Tem um quarto da casa com mais de 400 carrinhos miniaturas, um hobby que ele adora e não deixa criança mexer, tem uma plaquinha na porta avisando para não entrar sem permissão.






23 comentários:

Bia Jubiart disse...

Beth, fiquei emocionada... Uma bela história de amor e de vida, fiquei com pena da pobreza de espírito do seu pai, passou a vida toda sem desfrutar uma família encantadora!

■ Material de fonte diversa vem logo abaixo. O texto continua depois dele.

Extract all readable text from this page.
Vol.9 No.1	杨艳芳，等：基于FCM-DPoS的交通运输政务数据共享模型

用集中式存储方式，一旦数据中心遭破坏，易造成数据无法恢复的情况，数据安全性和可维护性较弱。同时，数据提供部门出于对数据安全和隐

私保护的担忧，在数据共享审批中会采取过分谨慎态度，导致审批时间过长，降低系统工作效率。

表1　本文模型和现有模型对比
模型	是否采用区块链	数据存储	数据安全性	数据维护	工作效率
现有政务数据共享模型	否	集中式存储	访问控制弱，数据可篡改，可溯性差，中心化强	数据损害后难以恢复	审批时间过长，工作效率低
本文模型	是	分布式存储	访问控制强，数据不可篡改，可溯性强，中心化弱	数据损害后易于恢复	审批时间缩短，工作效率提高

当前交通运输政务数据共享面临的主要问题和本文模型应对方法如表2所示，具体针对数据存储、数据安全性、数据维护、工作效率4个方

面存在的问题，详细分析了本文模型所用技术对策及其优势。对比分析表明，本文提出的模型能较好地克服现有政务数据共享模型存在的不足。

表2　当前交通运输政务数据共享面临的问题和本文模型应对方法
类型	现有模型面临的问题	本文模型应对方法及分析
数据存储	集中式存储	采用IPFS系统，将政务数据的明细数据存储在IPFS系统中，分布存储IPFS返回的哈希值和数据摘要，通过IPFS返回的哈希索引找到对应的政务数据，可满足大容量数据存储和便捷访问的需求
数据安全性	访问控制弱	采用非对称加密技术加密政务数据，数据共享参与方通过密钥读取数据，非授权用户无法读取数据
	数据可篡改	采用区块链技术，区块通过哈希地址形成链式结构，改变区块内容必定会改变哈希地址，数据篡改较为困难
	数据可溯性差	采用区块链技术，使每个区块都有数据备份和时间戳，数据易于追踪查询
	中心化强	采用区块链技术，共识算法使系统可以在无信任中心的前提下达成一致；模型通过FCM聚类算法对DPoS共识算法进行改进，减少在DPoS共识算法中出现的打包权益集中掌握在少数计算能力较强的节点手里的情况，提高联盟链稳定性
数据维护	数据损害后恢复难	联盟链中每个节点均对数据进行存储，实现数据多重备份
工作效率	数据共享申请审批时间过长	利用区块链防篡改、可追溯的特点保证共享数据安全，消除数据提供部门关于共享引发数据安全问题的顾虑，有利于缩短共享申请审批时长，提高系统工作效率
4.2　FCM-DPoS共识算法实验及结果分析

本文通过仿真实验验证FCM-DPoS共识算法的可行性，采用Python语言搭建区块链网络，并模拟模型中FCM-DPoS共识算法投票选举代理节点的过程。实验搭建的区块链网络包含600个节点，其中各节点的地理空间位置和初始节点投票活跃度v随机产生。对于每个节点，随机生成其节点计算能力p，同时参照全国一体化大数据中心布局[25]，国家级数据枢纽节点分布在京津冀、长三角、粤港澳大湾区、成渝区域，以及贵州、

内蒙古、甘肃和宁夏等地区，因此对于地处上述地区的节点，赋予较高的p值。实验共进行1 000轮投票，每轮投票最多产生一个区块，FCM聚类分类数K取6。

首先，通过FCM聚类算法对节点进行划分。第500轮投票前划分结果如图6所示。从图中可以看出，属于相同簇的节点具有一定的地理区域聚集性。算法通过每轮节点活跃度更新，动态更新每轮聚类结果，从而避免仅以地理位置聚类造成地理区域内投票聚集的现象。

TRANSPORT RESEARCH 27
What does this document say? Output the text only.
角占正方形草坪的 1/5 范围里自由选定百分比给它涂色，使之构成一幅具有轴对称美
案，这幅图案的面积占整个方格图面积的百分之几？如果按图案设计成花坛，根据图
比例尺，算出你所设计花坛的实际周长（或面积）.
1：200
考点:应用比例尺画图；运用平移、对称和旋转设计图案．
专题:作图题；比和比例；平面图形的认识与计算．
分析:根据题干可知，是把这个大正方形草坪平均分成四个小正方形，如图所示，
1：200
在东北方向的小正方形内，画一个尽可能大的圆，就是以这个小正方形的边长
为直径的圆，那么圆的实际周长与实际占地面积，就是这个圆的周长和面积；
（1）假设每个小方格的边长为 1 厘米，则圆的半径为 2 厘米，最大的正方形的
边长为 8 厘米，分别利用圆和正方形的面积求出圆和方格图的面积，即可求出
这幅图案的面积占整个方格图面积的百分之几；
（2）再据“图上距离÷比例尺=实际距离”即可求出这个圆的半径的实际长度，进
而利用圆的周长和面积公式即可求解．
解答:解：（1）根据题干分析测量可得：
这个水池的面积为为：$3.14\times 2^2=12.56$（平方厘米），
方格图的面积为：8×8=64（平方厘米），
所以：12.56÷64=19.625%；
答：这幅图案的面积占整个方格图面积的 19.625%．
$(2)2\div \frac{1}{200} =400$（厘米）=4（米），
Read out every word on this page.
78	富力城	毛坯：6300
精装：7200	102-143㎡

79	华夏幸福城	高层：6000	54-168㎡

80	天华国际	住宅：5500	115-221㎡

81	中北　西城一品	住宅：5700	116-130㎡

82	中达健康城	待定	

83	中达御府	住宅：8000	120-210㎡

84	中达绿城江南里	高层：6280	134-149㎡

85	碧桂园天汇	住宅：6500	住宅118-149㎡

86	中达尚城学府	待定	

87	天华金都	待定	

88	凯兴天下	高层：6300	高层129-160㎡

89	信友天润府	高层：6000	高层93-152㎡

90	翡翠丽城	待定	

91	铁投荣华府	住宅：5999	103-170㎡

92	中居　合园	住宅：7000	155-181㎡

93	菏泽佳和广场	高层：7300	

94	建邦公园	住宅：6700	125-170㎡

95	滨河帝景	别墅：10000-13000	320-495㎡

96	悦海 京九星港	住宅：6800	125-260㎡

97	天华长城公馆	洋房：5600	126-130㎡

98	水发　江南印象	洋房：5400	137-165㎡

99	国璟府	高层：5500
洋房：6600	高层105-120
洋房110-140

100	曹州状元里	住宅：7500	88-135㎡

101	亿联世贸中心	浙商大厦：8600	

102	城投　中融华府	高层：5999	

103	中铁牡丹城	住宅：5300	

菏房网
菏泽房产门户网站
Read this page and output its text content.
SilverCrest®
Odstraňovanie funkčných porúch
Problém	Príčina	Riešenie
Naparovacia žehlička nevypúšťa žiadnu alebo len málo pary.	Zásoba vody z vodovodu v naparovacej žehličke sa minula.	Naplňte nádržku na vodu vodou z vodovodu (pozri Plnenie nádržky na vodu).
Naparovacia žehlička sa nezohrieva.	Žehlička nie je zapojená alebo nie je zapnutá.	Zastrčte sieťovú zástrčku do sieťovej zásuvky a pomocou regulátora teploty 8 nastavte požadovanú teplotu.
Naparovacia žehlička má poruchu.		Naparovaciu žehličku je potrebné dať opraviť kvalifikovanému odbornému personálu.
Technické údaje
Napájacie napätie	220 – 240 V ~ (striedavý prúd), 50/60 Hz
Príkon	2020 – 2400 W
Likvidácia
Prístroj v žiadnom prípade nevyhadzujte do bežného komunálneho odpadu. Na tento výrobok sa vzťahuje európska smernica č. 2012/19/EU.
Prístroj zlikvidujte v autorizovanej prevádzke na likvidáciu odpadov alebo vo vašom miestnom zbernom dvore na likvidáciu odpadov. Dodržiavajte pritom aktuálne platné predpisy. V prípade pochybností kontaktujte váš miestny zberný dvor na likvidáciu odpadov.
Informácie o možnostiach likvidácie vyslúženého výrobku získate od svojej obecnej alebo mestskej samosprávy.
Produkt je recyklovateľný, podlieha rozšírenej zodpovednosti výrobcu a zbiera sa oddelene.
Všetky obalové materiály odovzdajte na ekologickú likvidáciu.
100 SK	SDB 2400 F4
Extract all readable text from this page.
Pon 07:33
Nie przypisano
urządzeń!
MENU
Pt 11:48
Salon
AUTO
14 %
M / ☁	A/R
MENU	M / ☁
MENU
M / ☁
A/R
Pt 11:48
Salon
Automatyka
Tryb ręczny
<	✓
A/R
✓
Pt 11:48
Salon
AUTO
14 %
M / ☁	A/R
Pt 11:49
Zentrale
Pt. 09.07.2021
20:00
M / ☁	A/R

Continue andando de táxi...

Bjo no coração!

chica disse...

Que delícia de leitura! Como é bom dar papo às pessoas que passam pelas nossas vidas. Podemos nos encantar e aprender! Lindo e que homem legal! Gostei! beijos,chica

Wanderley Elian Lima disse...

Olá Beth
Que bela estória, aí vemos que nem tudo está perdido. Eu também adoro bater papo com taxista.
Bjux

Unknown disse...

Histórias de vida que nos ensinam a viver.Parabéns pelo texto,*****.

Beijo.

Lúcia Soares disse...

Beth, que coisa boa ouvir histórias assim! Também acho que é tão mais simples ser feliz, sem amarras, fazendo o que queremos, desde que de acordo com nosso coração e baseados na disciplina, na responsabilidade. Eis aí um homem totalmente desprendido, que foi agraciado com o melhor da vida, que é um amor pelo qual tudo vale a pena!
Gostaria de conhecer esse Sílvio, viu? Tomara que vc ainda o encontre muito por aí.
Beijo!

Luma Rosa disse...

Oi, Beth!!
Entendo que Silvio sentiu vontade de vencer na vida sozinho sem a ajuda do pai. Talvez seja por questão moral que não querer os bens para si e achei super válida a atitude de passar o valor dos bens para a instituição que o pai ajudou a vida toda. O preconceito do pai, não combina com a bondade do ato de caridade que ele fez enquanto vivia. Vai entender o ser humano!
Bom restinho de semana!!
Beijus,

JAN disse...

Olá Beth!
Quantas histórias interessantes por aí.
"tenho tudo que preciso"...que coisa boa de se ouvir;-))))

Abração
Jan

JAN disse...

Olá Beth!
Quantas histórias interessantes por aí.
"tenho tudo que preciso"...que coisa boa de se ouvir;-))))

Abração
Jan

Maria Célia disse...

Oi Bety
Puro desprendimento deste taxista, abrir mão de apartamentos, sendo um na zona sul.
Digno de louvor.
Beijo

Toninho disse...

Esta foi sua melhor viagem de taxi pela bela cidade maravilhosa.
Uma historia de amor com todas as graças.
O desprendimento dele lhe faz feliz e muitos nao entendem esta tal felicidade.
Gostei amiga.
Um abração carinhoso.
Bom fim de semana.
Bjo.

Teredecorando disse...

Que história bacana! Abrir mão de alguns bens é de tirar o chapéu para uma pessoa simples. Isso que é atitude. Ajudar o próximo em primeiro lugar.
Um cara e tanto com seus valores e dignidade.
Ah!!! Ele deveria servir de exemplo para termos um mundo melhor e mais humano.
Beijos mil

Priscila Ferreira disse...

Dinda, sempre me divirto com suas histórias de táxi!
grande homem né? ah se todos fossem assim!!
beijos

Calu Barros disse...

Beth,
que contentamento saber desta história maravilhosa deste ser humano ímpar, corajoso e sábio.Um exemplo verdadeiro de integridade e dedicação aos seus sonhos.
Realmente um dádiva esbarrar-se, nos dias de hoje, com uma pessoa que nos renova a crença nas histórias de amor.
Obrigada por compartilhá-la.
Uma linda noite aí.
Bjkas,
Calu

Regina Rozenbaum disse...

E a gente aprende (tomara!)...Tenho tudo que preciso...Sabe de uma coisa Bethita? O seu "vou de táxi" é delícia de se pegar carona...e a gente nem percebe a corrida!
Beijuuss

Beatriz disse...

Que legal Beth!
Belas estórias que, quando contadas, nos emocionam!
E eu, de vez em quando, vou a São Lourenço, no sul de Minas, para relaxar, pois minha mãe escolheu lá para viver!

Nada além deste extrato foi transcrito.